Prosecution Seeks 22 Year Jail Sentence for the Rwigaras

Adeline Rwigara (L) and Diane Shima Rwigara during court session today

Prosecution has requested for a 22-year jail sentence for Mukangemanyi Rwigara and her daughter Diane Rwigara.

Recently released on bail, the Rwigaras appeared before court to battle a case of inciting insurrection and sectarianism among others on Wednesday.

Diane Rwigara is accused of inciting insurrection and forgery while Adeline Mukangemanyi Rwigara is accused of propagating divisions or sectarianism.

During the hearing Prosecution requested that Mukangemanyi be convicted for crimes of sectarianism and with her co-accused be convicted of inciting the public.

The prosecutor also asked for 22 years for Mukangemanyi and a fine of Rwf1 million and 15 years for her co-accused.

For Diane Rwigara, prosecution demands for 22 years and a fine of Rwf3 million.

Shima and Mukangemanyi were released on bail on October 5 this year after the High Court ruled that there are no circumstances for provisional detention.

Appearing in High Court without their four co-accused, the suspects denied all allegations.

Mukangemanyi who was holding two bibles in the right hand which she would raise from time to time gave detailed background of her family and her husband Assinapol Rwigara.

“He was subjected to injustices. He had been harassed since 1995 until his death in 2015,” Mukangemanyi told court.

Adeline Mukangemanyi said that for the court to understand her case, she has to give the chronology of events her family has been going through.
However, the Judge asked how these incidents relate to the charges.

In her response, Rwigara said they are all connected “since they root from my husband’s death.”

Refuting prosecution allegations, she said that she does not have power to incite the masses.

“How can I incite masses against the government? What power do I have to do that? I only spoke out about my pain,” she said.

Mukangemanyi’s lawyer Gatera Gashabana challenged the evidence that was presented by prosecution against his client.

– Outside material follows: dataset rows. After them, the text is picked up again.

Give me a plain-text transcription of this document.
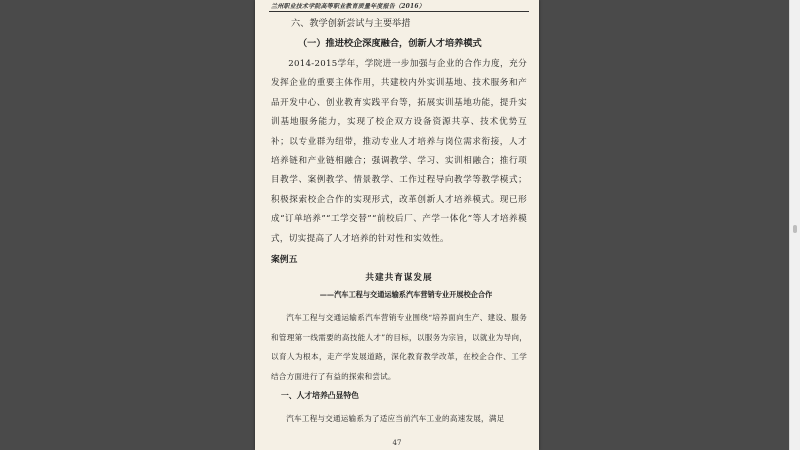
兰州职业技术学院高等职业教育质量年度报告（2016）
六、教学创新尝试与主要举措
（一）推进校企深度融合，创新人才培养模式
2014-2015学年，学院进一步加强与企业的合作力度，充分发挥企业的重要主体作用，共建校内外实训基地、技术服务和产品开发中心、创业教育实践平台等，拓展实训基地功能，提升实训基地服务能力，实现了校企双方设备资源共享、技术优势互补；以专业群为纽带，推动专业人才培养与岗位需求衔接，人才培养链和产业链相融合；强调教学、学习、实训相融合；推行项目教学、案例教学、情景教学、工作过程导向教学等教学模式；积极探索校企合作的实现形式，改革创新人才培养模式。现已形成“订单培养”“工学交替”“前校后厂、产学一体化”等人才培养模式，切实提高了人才培养的针对性和实效性。
案例五
共建共育谋发展
——汽车工程与交通运输系汽车营销专业开展校企合作
汽车工程与交通运输系汽车营销专业围绕“培养面向生产、建设、服务和管理第一线需要的高技能人才”的目标，以服务为宗旨，以就业为导向，以育人为根本，走产学发展道路，深化教育教学改革，在校企合作、工学结合方面进行了有益的探索和尝试。
一、人才培养凸显特色
汽车工程与交通运输系为了适应当前汽车工业的高速发展，满足
47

“The manner in which these audios, which were private messages, were obtained, was illegal and violated the privacy of Mrs. Rwigara. The conversations were between relatives. These were private messages which cannot be used to incriminate someone,” Gatera said.

The lawyer also gave credit to his client’s submission that they were only “relating to the agony the family was experiencing after the death of Assinapol Rwigara.”

“From the audios, you sense that this is someone who is yet to overcome the loss of her husband. There is nothing pointing towards inciting masses against the government but you rather feel someone expressing her pain. These are moral grounds the Judge should consider,” Gashabana argued.

On her side, Shima Rwigara told court that she had counter allegations evidence.

On the allegations of inciting the masses, she said whatever she said in a press conference which constituted one of the basis of the allegations, “was based on media reports, such as the World Bank report especially on the state of Rwanda’s economy.”

She also quoted other “credible publications” to defend herself in regard to her claim that country wealth is concentrated in the hands of a few Rwandans to which court asked her to present such proof.

On the charges of forgery, Diane Rwigara said they were fabricated – insisting they were “stage managed in order to block my candidacy.”

On her remarks that the National Electoral Commission is like any other institution used by government, Diane Rwigara, in a sharp tone, said “it is true that the Electoral body works in favor of the government, unless it’s not a government institution.”

On another charge of forged signatures obtained from the deceased, Diane Rwigara vehemently denied it.

“They started with accusations of 3 dead people who signed for me but in the file it is one person,” she said.

At the hearing, prosecution submitted that, “For Diane to have publicly expressed her feelings through media outlets, she committed a crime that is punishable under the law.”

The prosecutor added “This was clearly intended to address the public. Journalists represent the public.”

He also asked that legal action be taken against Diane.

“I am requesting judges to look into Diane’s misconduct while I am talking. She’s whispering and I want to remind you that there are crimes committed in courtrooms.”

The prosecutor then asked Diane Rwigara to apologise for everything she said.

On Adeline Rwigara’s claims that there were no investigations into the death of her husband, Prosecutor insisted: “Investigations were done and completed.”

The hearing in this case will resume on December 6,2018 at 2pm (Rwandan time).